As I waited in line with Mr 4 at the post office today, I had a sense of deja vu. Sandwiched between a lady in her early 60s and a man who had just told me he was turning 80 tomorrow, Mr 4 and I stood diligently waiting our turn to post a parcel to someone on Trade Me. It was by chance that I was actually lining up, as usually I would just use my card and get the courier to pick up. But I’m trying to teach my kids the value of money, which involves using cash wherever possible.
I remember as a kid going into the post office every week to pay the bills. The trip into town in the back of the Corolla would go on forever and there was always the challenge of seeing how many times my brother and I could play punch buggy before we got yelled at. The windows would be wound down to provide some relief from the sweltering summer heat- although really it just created a heated whirlwind of discarded chip packets that emerged from their homes down the back of the seats. I would stand behind my mum’s solid figure and watch her pull out the pad of paper that the telephone man would convert into money. She would pull out her special gold pen and carefully put the amount on both sides, the date and then sign on the dotted line. It amazed me to think such a thing could exist when everywhere else we had to use cash.
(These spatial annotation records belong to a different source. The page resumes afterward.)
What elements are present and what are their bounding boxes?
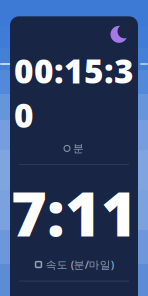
staticText: 분 xyxy=(73,142,84,155)
staticText: 속도 (분/마일) xyxy=(46,257,114,272)
staticText: 7:11 xyxy=(11,172,137,253)
staticText: 00:15:30 xyxy=(14,48,134,137)
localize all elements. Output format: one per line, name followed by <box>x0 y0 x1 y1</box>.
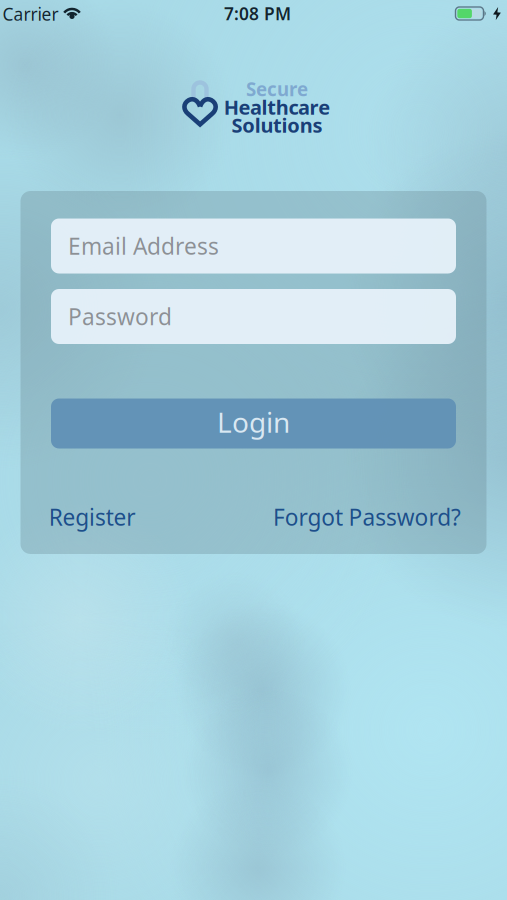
staticText: 7:08 PM <box>224 2 291 25</box>
button[interactable]: Email Address <box>51 218 456 274</box>
staticText: Forgot Password? <box>273 502 461 532</box>
staticText: Solutions <box>232 112 322 138</box>
button[interactable]: Forgot Password? <box>273 502 461 532</box>
button[interactable]: Register <box>49 502 135 532</box>
staticText: Login <box>217 403 290 441</box>
button[interactable]: Password <box>51 289 456 344</box>
staticText: Healthcare <box>224 94 330 120</box>
button[interactable]: Login <box>51 398 456 448</box>
staticText: Register <box>49 502 135 532</box>
staticText: Password <box>68 301 172 332</box>
staticText: Carrier <box>2 2 58 26</box>
staticText: Email Address <box>68 231 219 261</box>
staticText: Secure <box>246 77 308 101</box>
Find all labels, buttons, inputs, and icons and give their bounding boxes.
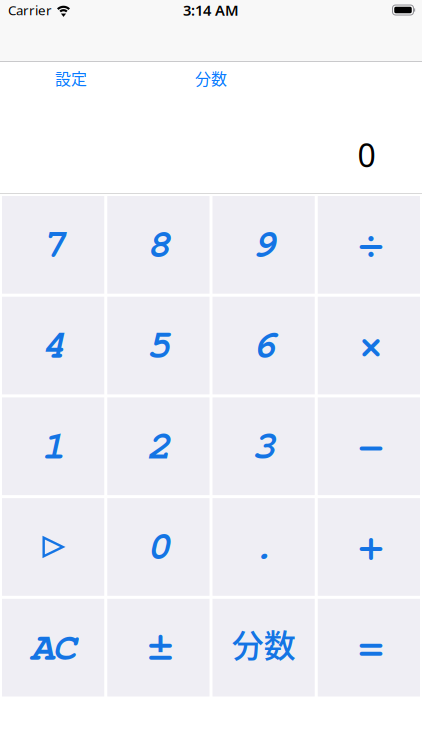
staticText: 3	[252, 415, 276, 470]
staticText: 3:14 AM	[183, 0, 239, 20]
staticText: 7	[41, 214, 65, 268]
button[interactable]: 4	[2, 297, 104, 394]
button[interactable]: 設定	[55, 66, 87, 90]
staticText: =	[357, 616, 381, 671]
staticText: Carrier	[8, 1, 52, 19]
staticText: −	[357, 415, 381, 470]
staticText: 分数	[232, 620, 296, 667]
staticText: 設定	[55, 66, 87, 90]
staticText: 5	[146, 314, 170, 369]
button[interactable]: 2	[107, 397, 209, 495]
staticText: 分数	[195, 66, 227, 90]
staticText: 0	[358, 134, 376, 176]
button[interactable]: 8	[107, 196, 209, 294]
button[interactable]: ÷	[318, 196, 420, 294]
button[interactable]: .	[212, 498, 315, 596]
button[interactable]: 5	[107, 297, 209, 394]
staticText: ×	[357, 314, 381, 369]
button[interactable]: =	[318, 599, 420, 696]
button[interactable]: Play	[2, 498, 104, 596]
button[interactable]: ±	[107, 599, 209, 696]
button[interactable]: 0	[107, 498, 209, 596]
staticText: ÷	[357, 214, 381, 268]
button[interactable]: 分数	[195, 66, 227, 90]
staticText: 4	[41, 314, 65, 369]
staticText: ±	[146, 616, 170, 671]
button[interactable]: 分数	[212, 599, 315, 696]
staticText: 8	[146, 214, 170, 268]
button[interactable]: 1	[2, 397, 104, 495]
staticText: 9	[252, 214, 276, 268]
staticText: 2	[146, 415, 170, 470]
staticText: +	[357, 516, 381, 570]
button[interactable]: ×	[318, 297, 420, 394]
staticText: 1	[41, 415, 65, 470]
button[interactable]: 9	[212, 196, 315, 294]
staticText: 6	[252, 314, 276, 369]
staticText: 0	[146, 516, 170, 570]
button[interactable]: −	[318, 397, 420, 495]
button[interactable]: AC	[2, 599, 104, 696]
button[interactable]: +	[318, 498, 420, 596]
staticText: AC	[30, 616, 76, 671]
staticText: .	[252, 516, 276, 570]
button[interactable]: 7	[2, 196, 104, 294]
button[interactable]: 6	[212, 297, 315, 394]
button[interactable]: 3	[212, 397, 315, 495]
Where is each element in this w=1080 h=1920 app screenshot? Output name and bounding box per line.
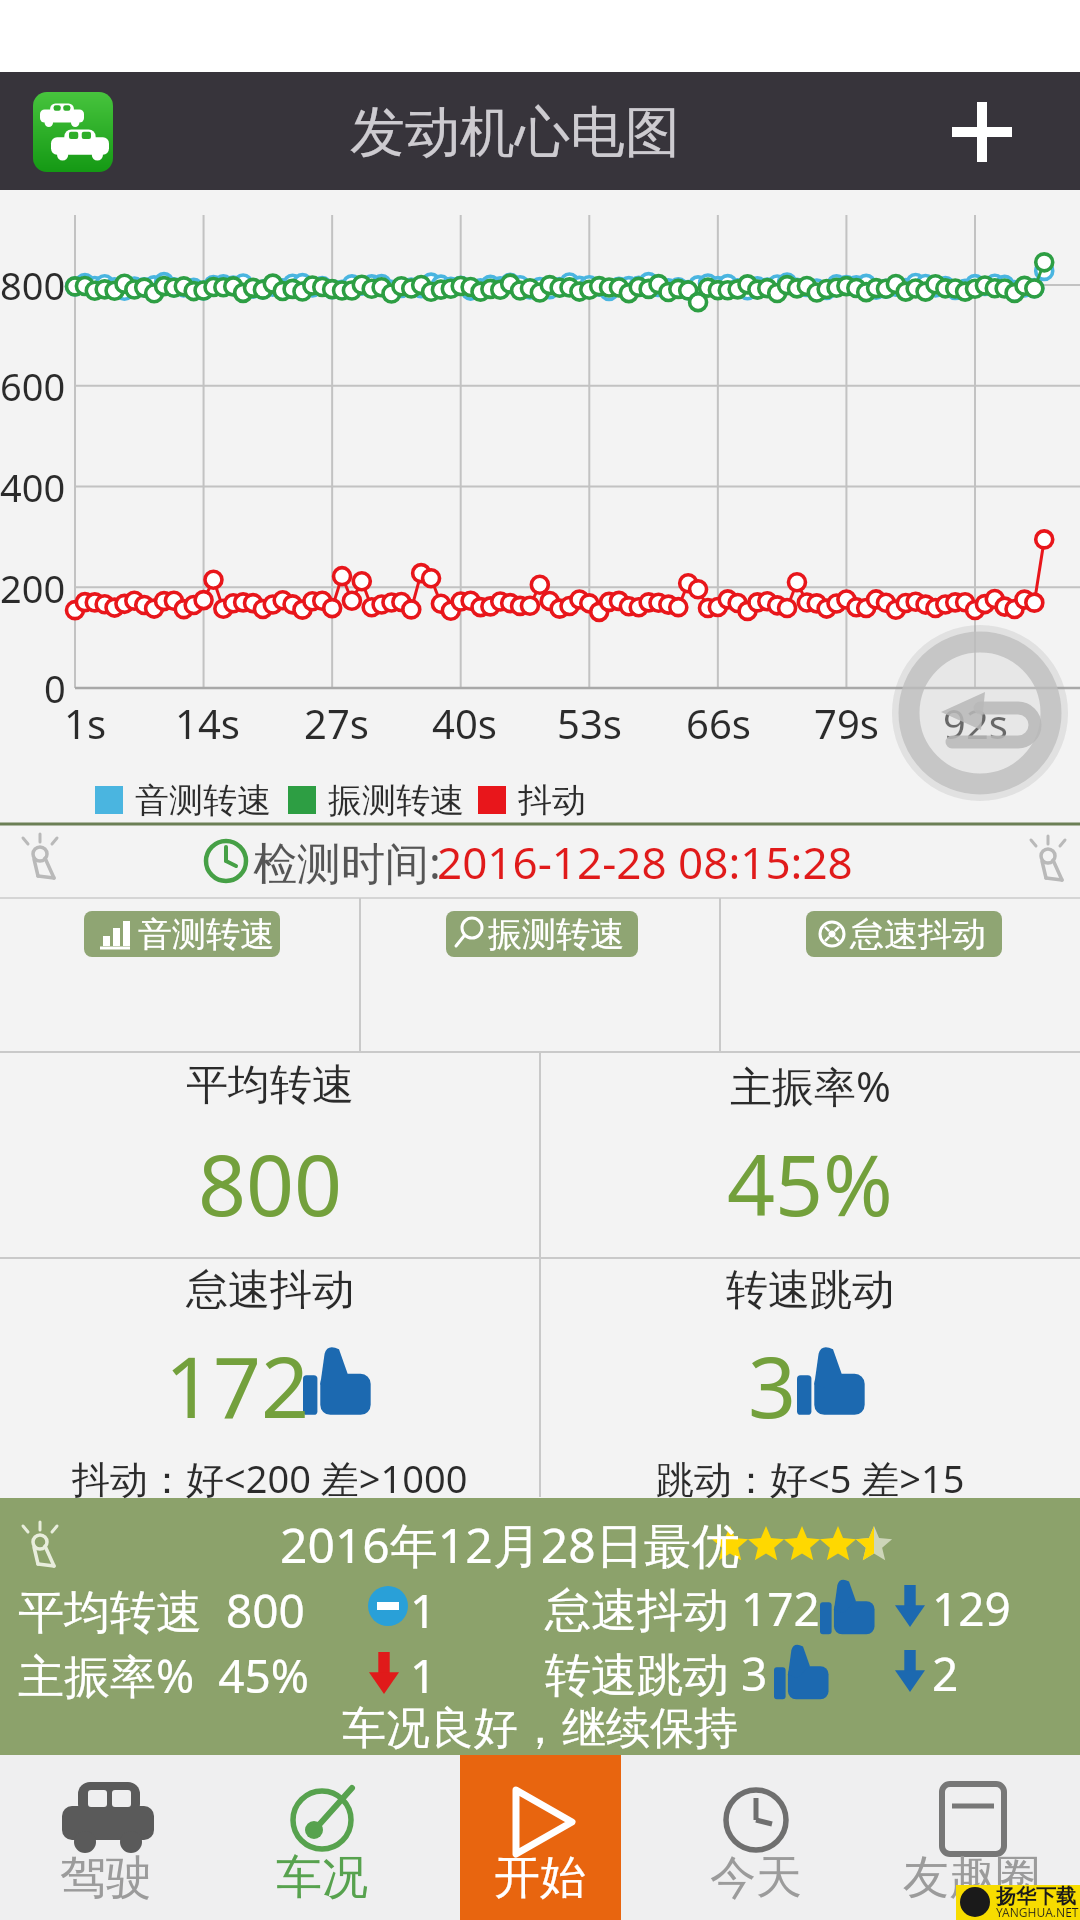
staticText: 发动机心电图: [350, 98, 680, 167]
button[interactable]: [84, 911, 280, 957]
staticText: 怠速抖动: [186, 1264, 354, 1317]
staticText: 抖动：好<200 差>1000: [72, 1452, 468, 1504]
staticText: 检测时间:: [253, 832, 441, 892]
staticText: 172: [165, 1328, 310, 1442]
button[interactable]: [900, 624, 1076, 800]
staticText: 40s: [432, 696, 497, 750]
staticText: 怠速抖动: [850, 913, 986, 956]
button[interactable]: [460, 1755, 621, 1920]
button[interactable]: [33, 92, 113, 172]
staticText: 53s: [557, 696, 622, 750]
staticText: 1: [410, 1644, 437, 1707]
staticText: 音测转速: [135, 779, 271, 822]
staticText: 3: [748, 1328, 797, 1442]
staticText: 开始: [494, 1849, 586, 1907]
staticText: 400: [0, 461, 66, 513]
staticText: 振测转速: [488, 913, 624, 956]
button[interactable]: [940, 90, 1024, 174]
staticText: 振测转速: [328, 779, 464, 822]
staticText: 驾驶: [60, 1849, 152, 1907]
staticText: YANGHUA.NET: [996, 1904, 1079, 1920]
staticText: 45%: [727, 1126, 893, 1240]
staticText: 音测转速: [138, 913, 274, 956]
staticText: 友趣圈: [903, 1849, 1041, 1907]
staticText: 2016-12-28 08:15:28: [437, 832, 853, 892]
staticText: 转速跳动 3: [545, 1642, 768, 1705]
staticText: 车况: [276, 1849, 368, 1907]
staticText: 主振率%: [730, 1057, 891, 1114]
button[interactable]: [0, 1755, 216, 1920]
staticText: 转速跳动: [726, 1264, 894, 1317]
staticText: 800: [0, 259, 66, 311]
button[interactable]: [806, 911, 1002, 957]
staticText: 600: [0, 360, 66, 412]
staticText: 0: [44, 662, 66, 714]
staticText: 200: [0, 562, 66, 614]
staticText: 2: [932, 1642, 959, 1705]
staticText: 800: [198, 1126, 343, 1240]
staticText: 今天: [710, 1849, 802, 1907]
button[interactable]: [446, 911, 638, 957]
staticText: 1s: [64, 696, 107, 750]
staticText: 主振率% 45%: [18, 1644, 309, 1707]
staticText: 扬华下载: [996, 1884, 1076, 1909]
staticText: 抖动: [518, 779, 586, 822]
staticText: 跳动：好<5 差>15: [656, 1452, 965, 1504]
staticText: 92s: [943, 696, 1008, 750]
button[interactable]: [864, 1755, 1080, 1920]
staticText: 平均转速: [186, 1059, 354, 1112]
staticText: 2016年12月28日最优: [280, 1512, 740, 1578]
staticText: 平均转速 800: [18, 1579, 305, 1642]
staticText: 27s: [304, 696, 369, 750]
staticText: 14s: [175, 696, 240, 750]
staticText: 1: [410, 1579, 437, 1642]
staticText: 车况良好，继续保持: [342, 1701, 738, 1756]
staticText: 79s: [814, 696, 879, 750]
staticText: 66s: [686, 696, 751, 750]
button[interactable]: [216, 1755, 432, 1920]
staticText: 怠速抖动 172: [545, 1577, 820, 1640]
staticText: 129: [932, 1577, 1011, 1640]
button[interactable]: [648, 1755, 864, 1920]
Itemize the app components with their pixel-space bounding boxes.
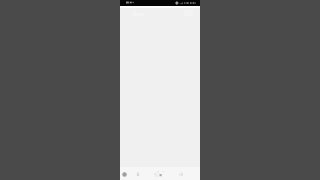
button[interactable]: More: [173, 167, 189, 180]
button[interactable]: Cart: [151, 167, 167, 180]
button[interactable]: Account: [130, 167, 146, 180]
button[interactable]: Home: [116, 167, 132, 180]
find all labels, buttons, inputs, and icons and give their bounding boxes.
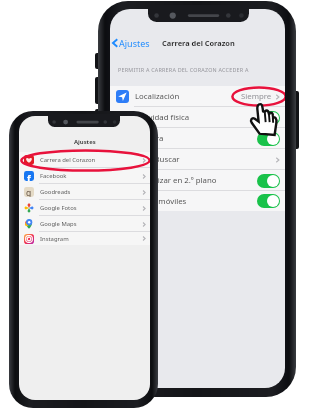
staticText: Google Fotos — [40, 204, 77, 212]
button[interactable]: Siri y Buscar — [110, 149, 285, 170]
button[interactable]: Datos móviles — [110, 191, 285, 211]
other: Tap pointer — [249, 103, 281, 136]
staticText: Actualizar en 2.º plano — [135, 175, 217, 186]
button[interactable]: g — [19, 184, 150, 200]
button[interactable]: Google Fotos — [19, 200, 150, 216]
button[interactable]: Toggle on — [257, 194, 280, 208]
staticText: Siri y Buscar — [135, 154, 180, 165]
button[interactable]: Instagram — [19, 232, 150, 245]
staticText: g — [26, 187, 32, 197]
staticText: Datos móviles — [135, 196, 187, 207]
button[interactable]: Actualizar en 2.º plano — [110, 170, 285, 191]
staticText: Carrera del Corazon — [40, 156, 96, 164]
staticText: Google Maps — [40, 220, 77, 228]
button[interactable]: Carrera del Corazon — [19, 152, 150, 168]
staticText: Instagram — [40, 235, 69, 243]
button[interactable]: Cámara — [110, 128, 285, 149]
staticText: f — [27, 172, 31, 181]
staticText: Facebook — [40, 172, 67, 180]
button[interactable]: Toggle on — [257, 174, 280, 188]
staticText: Cámara — [135, 133, 164, 144]
staticText: Localización — [135, 91, 180, 102]
button[interactable]: Google Maps — [19, 216, 150, 232]
staticText: Goodreads — [40, 188, 71, 196]
button[interactable]: Toggle on — [257, 132, 280, 146]
button[interactable]: Actividad física — [110, 107, 285, 128]
staticText: Ajustes — [74, 138, 96, 146]
staticText: Actividad física — [135, 112, 190, 123]
staticText: Siempre — [241, 91, 272, 102]
button[interactable]: Localización — [110, 86, 285, 107]
button[interactable]: Ajustes — [112, 37, 150, 49]
button[interactable]: Toggle on — [257, 111, 280, 125]
staticText: PERMITIR A CARRERA DEL CORAZON ACCEDER A — [118, 66, 249, 73]
button[interactable]: f — [19, 168, 150, 184]
staticText: Carrera del Corazon — [162, 38, 235, 48]
staticText: Ajustes — [119, 37, 150, 49]
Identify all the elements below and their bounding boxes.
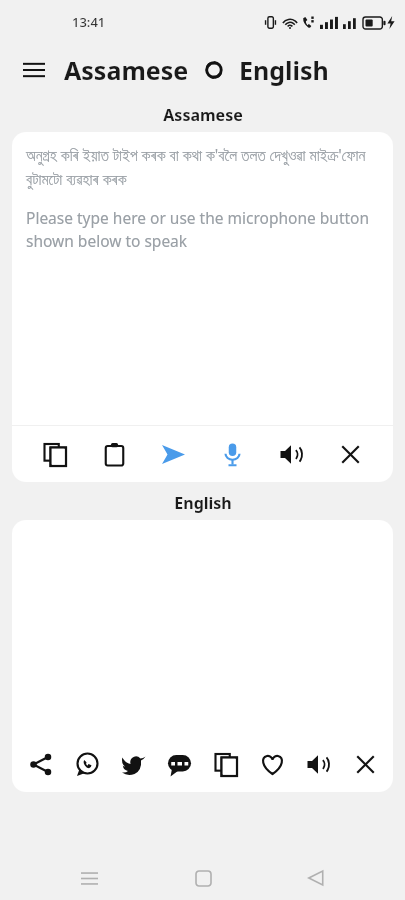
button[interactable]: Swap languages: [199, 55, 229, 85]
button[interactable]: Listen: [269, 432, 313, 476]
button[interactable]: Listen: [296, 742, 340, 786]
button[interactable]: Share: [18, 742, 62, 786]
button[interactable]: Home: [179, 856, 227, 900]
staticText: English: [174, 492, 232, 514]
button[interactable]: Favourite: [250, 742, 294, 786]
button[interactable]: Copy: [204, 742, 248, 786]
staticText: Assamese: [163, 104, 243, 126]
button[interactable]: Recents: [65, 856, 113, 900]
staticText: অনুগ্ৰহ কৰি ইয়াত টাইপ কৰক বা কথা ক'বলৈ …: [26, 144, 379, 189]
button[interactable]: Clear: [343, 742, 387, 786]
button[interactable]: Twitter: [111, 742, 155, 786]
button[interactable]: Speak: [210, 432, 254, 476]
staticText: 13:41: [72, 13, 106, 31]
staticText: Please type here or use the microphone b…: [26, 207, 379, 252]
button[interactable]: Paste: [92, 432, 136, 476]
button[interactable]: Clear: [328, 432, 372, 476]
button[interactable]: Translate: [151, 432, 195, 476]
button[interactable]: English: [239, 53, 329, 87]
button[interactable]: Copy: [33, 432, 77, 476]
button[interactable]: WhatsApp: [65, 742, 109, 786]
button[interactable]: Assamese: [64, 53, 189, 87]
button[interactable]: SMS: [157, 742, 201, 786]
button[interactable]: Menu: [12, 48, 56, 92]
button[interactable]: Back: [292, 856, 340, 900]
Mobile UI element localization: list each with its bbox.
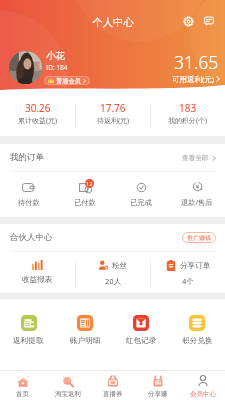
staticText: 个人中心 (92, 16, 134, 29)
staticText: 待返利(元) (97, 116, 130, 126)
button[interactable]: 推广赚钱 (187, 232, 211, 243)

Gone are the days of the magical chequebook, we now have the magical eftpos card to compete with the magical money trees. Getting down to eye level with my son I handed him three dollar coins and the parcel and explained that the parcel would cost $3 to post. He handed me back the parcel, pocketing the coins and smiling cheekily. He’s got a face like butter wouldn’t melt, big blue eyes and dimples, the soon-to-be 80-year-old started to laugh.
“My great-grandson would do exactly the same thing,” he said. “My eldest daughter hasn’t got a clue about money and it’s just passed down the generations.”
Up until a few weeks ago, I would have been in exactly the same boat, but my husband and I decided to take action against our immediate-satisfaction attitude to money and enrolled on a free money management course at our local polytech. To be honest, hubby was dragged along practically kicking and screaming but he is enjoying it now (he knows better than to say otherwise).
So far we have embarked on territory we already knew but were too lazy to admit. We tracked our spending over 6 weeks. All of our money goes down the drain. Literally, all our money goes on food. If I think I’m being awesome at sticking to the budget, I do a really cheap supermarket shop. That’s all good until we get to wednesday and realise there’s nothing for lunch so we both buy our lunches, I figure I’ve already spoilt the budget for the week so the following night we get takeaways and buy another $50 worth of lunch stuff for the ONE pre-school lunch box that has to be made on a Friday. Looking at the figures on paper after 6 weeks was eye-opening. I have always budgeted around $150 for our food shop but really we were spending between $300-400 on food alone. We were eating our savings.
So we decide to go back to cash. Money mountains were coordinated on the dining room table this week, with a realistic wad going to each family member’s savings first. We have given the kids four jars, one for spending frivelously (ie. cheap dollar shop toys), one for saving for their dream toy, one for giving and one to buy their first investment. The idea is that they put a dollar in each jar every week and learn that money is to be allocated to separate budgets and it takes time to build up for things you want.
Anyway back to the post office line, I started to tell the old man about the course and how it really opened my eyes to the fact that there will most likely be no superannuation payments by the time I reach retirement age. The man said he wished he could explain this to his grandkids, who were all my age and every single one of them had chosen not to do Kiwisaver.
“They’re too busy focussed on the here and now,” he said. “Complaining about house prices and how they need every cent to get by. Really, they’ve got all the flash cars and latest i-doofers but not one of them will appreciate that when they’re my age.”
What he was saying made so much sense to me. We have commodities in our life to make things more convenient for us now, but at what cost are these things to our lifestyle in the future. We all like to think we’ll have a big nest egg of investments to retire on by 65 -but what if inflation goes crazy? What if we were forced to use kiwisaver with no government super scheme to top it up. It would mean with $200,000 I could only afford to live for 5-10 years in retirement. Shit, they had better legalise euthanasia by then or we’ll all be homeless!
Depressing stuff really. Although if I think about it, my parents are at retirement age and they have got plenty to live off. I don’t see many people struggling. But they are only expected to live until 80, what happens when they exceed that expectation? They exceed the government’s budget for their superannuation, and there’s less in the pool for the next generation and even less for our generation.
So this guy says it all goes back to teaching our kids about money. The kids see us using a piece of plastic to buy stuff and cannot understand the concept of having no money to pay for something. It makes sense that we can’t understand the concept of not having money in retirement, if you look at it as simple as a child does- why wouldn’t the piece of plastic just pay for something?
By using cash we can show the pile of coins going down, we can physically see that we have less and less money- so we live more frugally. We either do this now, or we could somehow stop all the old people from living too long but I wasn’t about to let this guy in on my plan.